Je pourrais continuer sur les aides qui sont une compilation aussi différente que construction de bateaux (dont bateaux mytilicoles) de destruction de bateau, de recherche,de gasoil, d'administration, d'aides à la commercialisation (dont la pub pour les huitres de Marennes-Oléron... Etc...

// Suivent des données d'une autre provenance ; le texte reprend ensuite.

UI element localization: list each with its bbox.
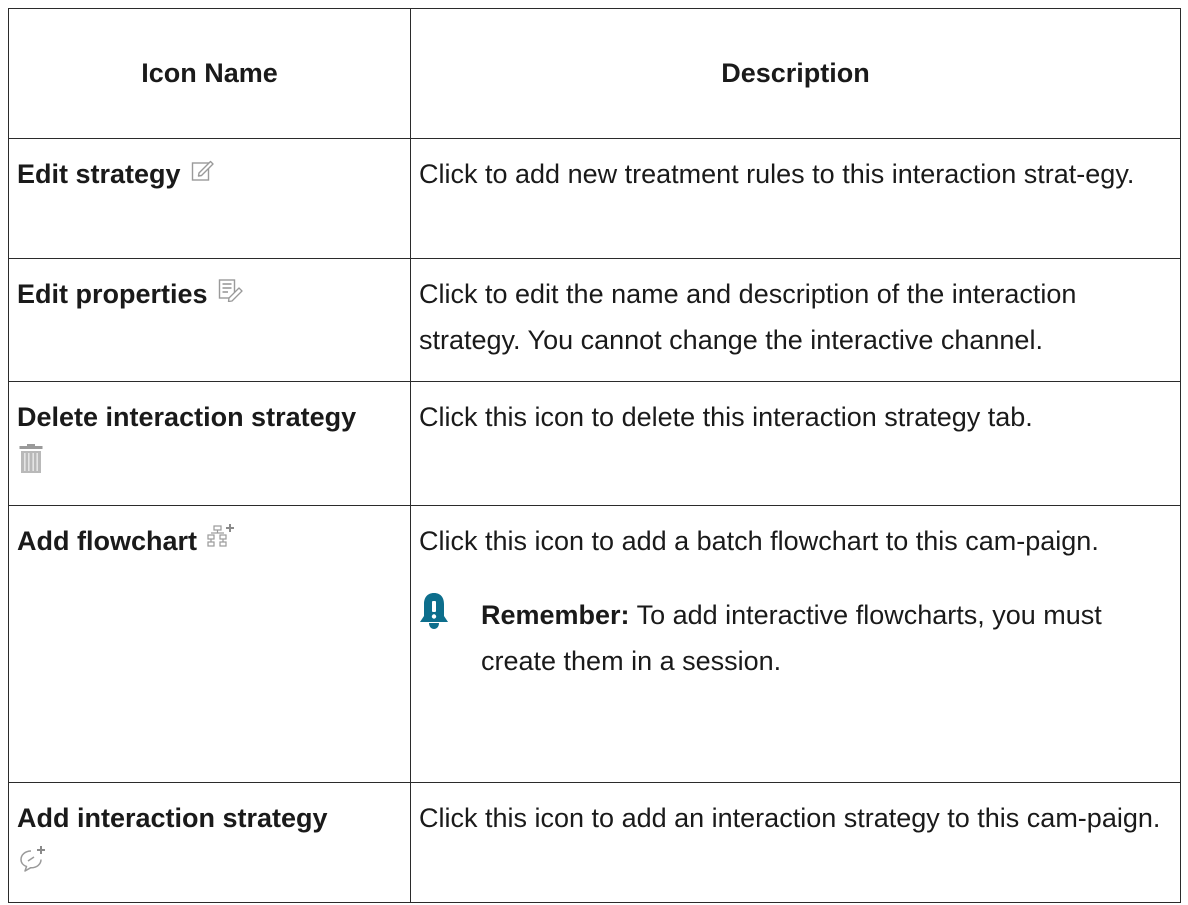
icon-name-label: Edit strategy xyxy=(17,159,181,189)
add-flowchart-icon xyxy=(207,523,235,551)
description-cell: Click this icon to delete this interacti… xyxy=(410,381,1181,506)
icon-name-label: Edit properties xyxy=(17,279,208,309)
icon-name-cell: Delete interaction strategy xyxy=(8,381,411,506)
remember-note: Remember: To add interactive flowcharts,… xyxy=(419,592,1166,684)
table-row: Edit strategy Click to add new treatment… xyxy=(8,138,1181,259)
table-row: Add flowchart Click this icon to add a b… xyxy=(8,505,1181,783)
icon-name-cell: Add interaction strategy xyxy=(8,782,411,903)
note-label: Remember: xyxy=(481,600,630,630)
edit-properties-icon xyxy=(218,278,244,302)
header-description: Description xyxy=(410,8,1181,139)
description-cell: Click to add new treatment rules to this… xyxy=(410,138,1181,259)
description-text: Click this icon to add a batch flowchart… xyxy=(419,526,1099,556)
add-interaction-strategy-icon xyxy=(19,845,396,873)
table-row: Edit properties Click to edit the name a… xyxy=(8,258,1181,382)
icon-name-label: Add interaction strategy xyxy=(17,803,328,833)
icon-name-cell: Edit strategy xyxy=(8,138,411,259)
trash-icon xyxy=(19,444,396,474)
icon-name-label: Add flowchart xyxy=(17,526,197,556)
bell-icon xyxy=(419,592,449,644)
table-row: Add interaction strategy Click this icon… xyxy=(8,782,1181,903)
description-cell: Click this icon to add an interaction st… xyxy=(410,782,1181,903)
header-icon-name: Icon Name xyxy=(8,8,411,139)
description-cell: Click to edit the name and description o… xyxy=(410,258,1181,382)
description-cell: Click this icon to add a batch flowchart… xyxy=(410,505,1181,783)
icon-name-cell: Add flowchart xyxy=(8,505,411,783)
icon-name-label: Delete interaction strategy xyxy=(17,402,357,432)
table-header-row: Icon Name Description xyxy=(8,8,1181,139)
icon-name-cell: Edit properties xyxy=(8,258,411,382)
edit-pencil-icon xyxy=(191,158,215,182)
icon-reference-table: Icon Name Description Edit strategy Clic… xyxy=(8,8,1181,903)
table-row: Delete interaction strategy Click this i… xyxy=(8,381,1181,506)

Je vous laisse seul juge...

Cordialement

Hippolyte a dit…
Dans le cadre de l'AGLIA, il y a plusieurs études concernant l'économie de la pêche qui portent des intitulés assez voisins. Vous aviez indiqué celle qui est intitulée "Suivi socio-économique des filières pêches maritimes et aquaculture dans les régions Pays de la Loire, Poitou-Charentes, Aquitaine (2000-2010)". C'est donc celle que j'avais consultée. Je l'avais trouvée assez pauvre de renseignements sur les questions financières se rapportant à la pêche.

Je viens de tomber sur une autre étude de l'Aglia, intitulée "Suivi des résultats économiques et analyse financière des entreprises de pêche dans les régions de l'Aglia (1987-2010)" et je pense que c'est de cette étude dont vous vouliez parler. Alors là, la question des subventions mises à part, je suis d'accord sur le fait que c'est une excellente étude sur les problèmes de rentabilité.

Aquablog a dit…
Bonsoir,

Le site de l'AGLIA est difficile d'utilisation...

Mais quand on cherche on trouve le bon document !!!

Je lis régulièrement les études de l'Observatoire. C'est un bon baromètre de la pêche ou plutôt des différentes pêcheries (qui dégagent des résultats très différents selon la période notamment en fonction des prix du gasoil...


Sinon je reviens sur les subventions au secteur de la pêche dont vous faites une obsession...

Notre journal local "Le Littoral" se faisait l'écho, il y a quelques semaines, des préoccupations du directeur du port de La Cotinière quant à son agrandissement devenu nécessaire (6e port de pêche de l'hexagone en valeur débarquée)...

Ce port est géré par la commune de Saint-Pierre d'Oléron... Le Département mettra-t-il des billes dans ce projet (on parle d'une gestion rétrocédée au privé !!!)

Le directeur du port se pose cette question...

Le département continue de financer les routes pour un meilleur accès des touristes sur les deux mois de l'Eté...

Pourquoi arrêterait-il de financer la pêche cotinarde qui maintient près de 500 emplois directs en zone rurale pendant toute l'année...

Les subventions interviennent aussi dans l'aménagement du territoire !!! Choisir entre le tout tourisme (pendant deux mois) ou / et une activité vivante toute l'année !!!